Just what brought it about, perhaps, no one of the participants in the little drama could have told; but from this time the relations between the two ladies whom Keith left at the hotel that Summer night somehow changed. Not outwardly, for they still sat and talked together; but they were both conscious of a difference. They rather fenced with each other after that. Mrs. Nailor set it down to a simple cause. Mrs. Lancaster was in love with Gordon Keith, and he had not addressed her. Of this she was satisfied. Yet she was a little mystified. Mrs. Lancaster hardly defined the reason to herself. She simply shut up on the side toward Mrs. Nailor, and barred her out. A strange thing was that she and Miss Huntington became great friends. They took to riding together, walking together, and seeing a great deal of each other, the elder lady spending much of her time up at Miss Huntington's home, among the shrubbery and flowers of the old place. It was a mystification to Mrs. Nailor, who frankly confessed that she could only account for it on the ground that Mrs. Lancaster wanted to find out how far matters had gone between Keith and Miss Huntington. "That girl is a sly minx," she said. "These governesses learn to be deceptive. I would not have her in my house."

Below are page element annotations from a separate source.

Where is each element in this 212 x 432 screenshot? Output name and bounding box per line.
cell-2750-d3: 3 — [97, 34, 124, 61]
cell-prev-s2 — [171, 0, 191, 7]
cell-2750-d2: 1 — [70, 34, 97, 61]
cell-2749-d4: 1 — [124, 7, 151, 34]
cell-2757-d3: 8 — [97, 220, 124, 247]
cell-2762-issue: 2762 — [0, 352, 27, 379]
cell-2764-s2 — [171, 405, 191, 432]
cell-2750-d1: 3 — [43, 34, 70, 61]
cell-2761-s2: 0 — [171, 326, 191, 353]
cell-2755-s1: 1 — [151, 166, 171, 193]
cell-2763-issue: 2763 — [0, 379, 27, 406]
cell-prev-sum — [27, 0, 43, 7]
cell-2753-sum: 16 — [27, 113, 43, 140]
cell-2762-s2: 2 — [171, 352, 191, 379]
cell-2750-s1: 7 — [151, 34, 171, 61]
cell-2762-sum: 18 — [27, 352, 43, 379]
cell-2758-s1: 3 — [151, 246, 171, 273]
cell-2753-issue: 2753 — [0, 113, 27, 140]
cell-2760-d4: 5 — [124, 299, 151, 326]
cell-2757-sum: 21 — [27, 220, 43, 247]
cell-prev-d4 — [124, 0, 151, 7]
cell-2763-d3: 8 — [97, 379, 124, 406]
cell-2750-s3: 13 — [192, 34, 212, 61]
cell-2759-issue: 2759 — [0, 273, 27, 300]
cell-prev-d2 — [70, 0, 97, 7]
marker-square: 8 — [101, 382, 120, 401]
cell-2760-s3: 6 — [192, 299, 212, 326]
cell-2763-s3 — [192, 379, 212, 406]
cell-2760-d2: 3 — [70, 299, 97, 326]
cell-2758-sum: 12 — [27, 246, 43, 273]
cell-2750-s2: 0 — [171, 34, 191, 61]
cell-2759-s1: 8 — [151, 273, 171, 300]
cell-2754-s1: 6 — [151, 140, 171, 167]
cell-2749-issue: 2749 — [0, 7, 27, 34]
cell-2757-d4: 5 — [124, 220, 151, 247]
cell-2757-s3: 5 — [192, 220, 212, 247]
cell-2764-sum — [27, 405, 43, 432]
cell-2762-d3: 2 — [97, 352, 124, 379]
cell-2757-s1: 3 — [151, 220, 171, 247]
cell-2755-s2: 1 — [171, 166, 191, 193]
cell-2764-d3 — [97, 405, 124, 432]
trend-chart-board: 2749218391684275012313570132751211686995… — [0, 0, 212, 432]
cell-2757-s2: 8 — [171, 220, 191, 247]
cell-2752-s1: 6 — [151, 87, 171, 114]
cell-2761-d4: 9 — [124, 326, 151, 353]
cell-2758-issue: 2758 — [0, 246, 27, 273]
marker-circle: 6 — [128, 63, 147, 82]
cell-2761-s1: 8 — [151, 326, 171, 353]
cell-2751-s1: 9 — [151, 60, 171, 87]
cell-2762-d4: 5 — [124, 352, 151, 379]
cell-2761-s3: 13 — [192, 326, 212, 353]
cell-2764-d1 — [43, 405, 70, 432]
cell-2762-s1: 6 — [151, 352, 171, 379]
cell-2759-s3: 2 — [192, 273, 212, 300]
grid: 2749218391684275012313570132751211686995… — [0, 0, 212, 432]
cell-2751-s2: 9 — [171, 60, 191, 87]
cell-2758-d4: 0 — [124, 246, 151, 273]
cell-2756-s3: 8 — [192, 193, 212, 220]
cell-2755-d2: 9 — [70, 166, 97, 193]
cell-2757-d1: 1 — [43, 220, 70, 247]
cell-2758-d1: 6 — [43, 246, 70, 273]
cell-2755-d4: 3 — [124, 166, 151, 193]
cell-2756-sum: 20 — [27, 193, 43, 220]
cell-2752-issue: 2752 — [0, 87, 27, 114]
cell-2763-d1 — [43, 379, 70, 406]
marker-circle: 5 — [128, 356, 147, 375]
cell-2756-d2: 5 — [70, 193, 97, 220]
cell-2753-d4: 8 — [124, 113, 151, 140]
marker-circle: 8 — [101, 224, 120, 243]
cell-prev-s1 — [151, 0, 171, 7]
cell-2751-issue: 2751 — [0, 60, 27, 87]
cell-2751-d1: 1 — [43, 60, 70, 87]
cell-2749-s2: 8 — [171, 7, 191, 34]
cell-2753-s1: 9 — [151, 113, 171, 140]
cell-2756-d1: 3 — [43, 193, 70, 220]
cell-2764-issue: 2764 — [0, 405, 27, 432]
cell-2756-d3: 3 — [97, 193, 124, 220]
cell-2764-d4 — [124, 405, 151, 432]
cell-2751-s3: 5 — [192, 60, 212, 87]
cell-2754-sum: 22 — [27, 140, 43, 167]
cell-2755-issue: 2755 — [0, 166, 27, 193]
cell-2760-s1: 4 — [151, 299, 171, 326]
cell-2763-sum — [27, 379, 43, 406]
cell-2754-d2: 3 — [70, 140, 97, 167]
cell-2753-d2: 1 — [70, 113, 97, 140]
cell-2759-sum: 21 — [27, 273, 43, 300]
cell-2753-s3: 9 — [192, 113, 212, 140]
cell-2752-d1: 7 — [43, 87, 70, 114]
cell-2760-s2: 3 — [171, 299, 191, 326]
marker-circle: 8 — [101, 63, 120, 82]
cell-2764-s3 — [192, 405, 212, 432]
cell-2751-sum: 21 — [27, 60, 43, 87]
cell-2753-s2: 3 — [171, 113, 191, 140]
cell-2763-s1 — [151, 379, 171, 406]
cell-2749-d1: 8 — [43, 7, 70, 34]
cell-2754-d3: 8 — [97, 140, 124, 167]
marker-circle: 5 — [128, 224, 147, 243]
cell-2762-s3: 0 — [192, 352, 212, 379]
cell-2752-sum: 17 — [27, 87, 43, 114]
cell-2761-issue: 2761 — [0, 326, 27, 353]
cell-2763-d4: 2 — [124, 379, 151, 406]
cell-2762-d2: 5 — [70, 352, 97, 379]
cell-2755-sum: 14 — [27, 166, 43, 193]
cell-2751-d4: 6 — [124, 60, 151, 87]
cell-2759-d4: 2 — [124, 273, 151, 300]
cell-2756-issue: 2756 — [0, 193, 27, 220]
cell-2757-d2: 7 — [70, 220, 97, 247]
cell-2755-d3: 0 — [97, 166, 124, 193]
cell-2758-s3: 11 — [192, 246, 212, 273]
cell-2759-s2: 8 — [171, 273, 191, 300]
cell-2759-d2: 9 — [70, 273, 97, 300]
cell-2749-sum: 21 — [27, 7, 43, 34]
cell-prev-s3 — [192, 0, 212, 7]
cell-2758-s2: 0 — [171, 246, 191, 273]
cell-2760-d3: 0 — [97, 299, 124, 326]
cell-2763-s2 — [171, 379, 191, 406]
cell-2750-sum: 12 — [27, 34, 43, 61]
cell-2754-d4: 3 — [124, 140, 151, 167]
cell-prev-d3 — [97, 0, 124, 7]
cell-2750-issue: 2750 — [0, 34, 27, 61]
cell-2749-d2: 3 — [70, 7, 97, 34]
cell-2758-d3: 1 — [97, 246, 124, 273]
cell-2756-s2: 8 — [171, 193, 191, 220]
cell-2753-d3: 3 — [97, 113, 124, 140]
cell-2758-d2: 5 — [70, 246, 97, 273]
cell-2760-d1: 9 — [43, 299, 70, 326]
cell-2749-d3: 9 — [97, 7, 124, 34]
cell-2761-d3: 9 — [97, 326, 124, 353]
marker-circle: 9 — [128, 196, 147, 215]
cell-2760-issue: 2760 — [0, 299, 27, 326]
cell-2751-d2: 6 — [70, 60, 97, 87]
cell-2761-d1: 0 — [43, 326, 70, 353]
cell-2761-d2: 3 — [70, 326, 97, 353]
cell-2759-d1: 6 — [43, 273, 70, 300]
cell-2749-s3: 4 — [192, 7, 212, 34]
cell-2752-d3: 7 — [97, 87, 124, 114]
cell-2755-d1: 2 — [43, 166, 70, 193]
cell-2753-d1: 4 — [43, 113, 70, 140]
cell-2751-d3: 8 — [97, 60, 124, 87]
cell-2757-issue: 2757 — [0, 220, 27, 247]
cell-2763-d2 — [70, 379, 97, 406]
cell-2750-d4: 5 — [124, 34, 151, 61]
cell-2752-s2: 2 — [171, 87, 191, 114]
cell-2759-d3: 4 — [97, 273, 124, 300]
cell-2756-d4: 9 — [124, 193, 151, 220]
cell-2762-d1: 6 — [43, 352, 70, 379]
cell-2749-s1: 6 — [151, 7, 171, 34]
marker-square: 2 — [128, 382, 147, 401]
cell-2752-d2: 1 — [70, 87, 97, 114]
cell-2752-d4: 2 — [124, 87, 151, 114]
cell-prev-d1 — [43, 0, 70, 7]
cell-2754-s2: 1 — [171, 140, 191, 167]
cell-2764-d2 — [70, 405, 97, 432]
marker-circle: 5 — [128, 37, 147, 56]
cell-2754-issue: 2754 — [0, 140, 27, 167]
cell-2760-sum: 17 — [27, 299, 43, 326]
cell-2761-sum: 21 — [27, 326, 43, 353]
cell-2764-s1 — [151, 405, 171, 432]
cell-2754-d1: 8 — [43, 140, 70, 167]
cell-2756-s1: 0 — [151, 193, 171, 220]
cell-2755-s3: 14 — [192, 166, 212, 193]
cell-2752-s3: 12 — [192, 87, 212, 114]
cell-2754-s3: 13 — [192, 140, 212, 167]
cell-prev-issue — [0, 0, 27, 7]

If there was a more dissatisfied mortal in the world than Gordon Keith that Autumn Keith did not know him. He worked hard, but it did not ease his mind. He tried retiring to his old home, as he had done in the Summer; but it was even worse than it had been then. Rumor came to him that Lois Huntington was engaged. It came through Mrs. Nailor, and he could not verify it; but, at least, she was lost to him. He cursed himself for a fool.